Professor Howard Davies, Director, London School of Economics and Political Sciences says:
“The LSE community is supportive of the living wage commitment, which we have now implemented successfully across the school.”
Professor Paul Webley, Principal, School of Oriental and African Studies says:
“The School of Oriental and African Studies is above all else a community that celebrates diversity and is respectful and collegial. Paying the living wage for catering and cleaning staff is an important part of this as it ensures that lower paid workers have a better standard of living in one of Europe's most expensive cities, allowing them to care properly for their families.”
Professor David Latchman, Master of Birkbeck, says:
“In March 2009, Birkbeck’s Governors supported a move to pay the living wage to our contract cleaning and catering staff. Governors responded positively to the views of the present college community – students, staff and Trade Unions – and acknowledged that this move was very much in keeping with the broader mission and ethos of the College. Since then, we have worked closely with our contractors and Trade Unions to implement changes in pay and to commence constructive discussions on the broader living wage agenda. We are now in discussion with ULU itself about extending the living wage to the ULU-contracted staff who provide our student and staff bar services and look forward to a positive outcome as the next step in our living wage implementation.”
Chris Pearson, Director of Human Resources, Goldsmiths College says:
“Goldsmiths College is delighted to be associated with the London Living Wage Campaign. We have already ensured that all our own staff at Goldsmiths are paid substantially above the Mayor’s recently declared figure for the Living Wage. Contractors know that they too will be expected to pay the Living Wage as a minimum to their staff who work in Goldsmiths. If they don’t already do so, they will have to as contracts come up for review or renewal shortly.”
Professor Geoff Whitty, Director of the Institute of Education says:
“The Institute of Education values the contributions of all colleagues who help deliver a first rate student experience. Our externally contracted staff are part of our community and moving to paying the Living Wage is one way in which we can demonstrate our recognition of their contribution to the student experience here at the Institute of Education.

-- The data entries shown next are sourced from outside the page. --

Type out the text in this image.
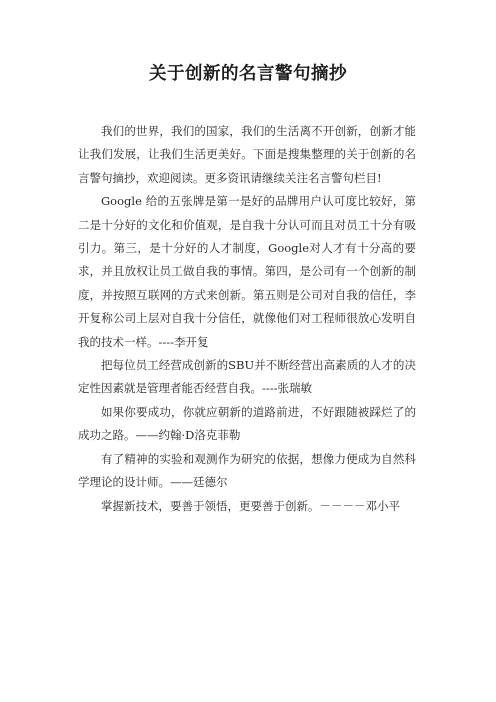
关于创新的名言警句摘抄

我们的世界，我们的国家，我们的生活离不开创新，创新才能让我们发展，让我们生活更美好。下面是搜集整理的关于创新的名言警句摘抄，欢迎阅读。更多资讯请继续关注名言警句栏目!

Google 给的五张牌是第一是好的品牌用户认可度比较好，第二是十分好的文化和价值观，是自我十分认可而且对员工十分有吸引力。第三，是十分好的人才制度，Google对人才有十分高的要求，并且放权让员工做自我的事情。第四，是公司有一个创新的制度，并按照互联网的方式来创新。第五则是公司对自我的信任，李开复称公司上层对自我十分信任，就像他们对工程师很放心发明自我的技术一样。----李开复

把每位员工经营成创新的SBU并不断经营出高素质的人才的决定性因素就是管理者能否经营自我。----张瑞敏

如果你要成功，你就应朝新的道路前进，不好跟随被踩烂了的成功之路。——约翰·D洛克菲勒

有了精神的实验和观测作为研究的依据，想像力便成为自然科学理论的设计师。——廷德尔

掌握新技术，要善于领悟，更要善于创新。－－－－邓小平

In times of financial constraint, making such a commitment will require considerable innovation and flexibility. However, we are intent on working towards the Living Wage as both a reflection of our institutional values and as good business sense.”
Nizam Uddin and Mazdak Alizadeh, President and Vice-President of the University of London Union (ULU), say:
“As University of London students, we’re very proud of the Colleges who are paying the London Living Wage. We expect those not doing it to follow suit. The University of London was founded in 1836 by King’s College London (KCL) and University College London (UCL) on the principles of fair access to education. The Living wage embodies this very principle by ensuring that no child is prevented from accessing Higher Education because of poverty.”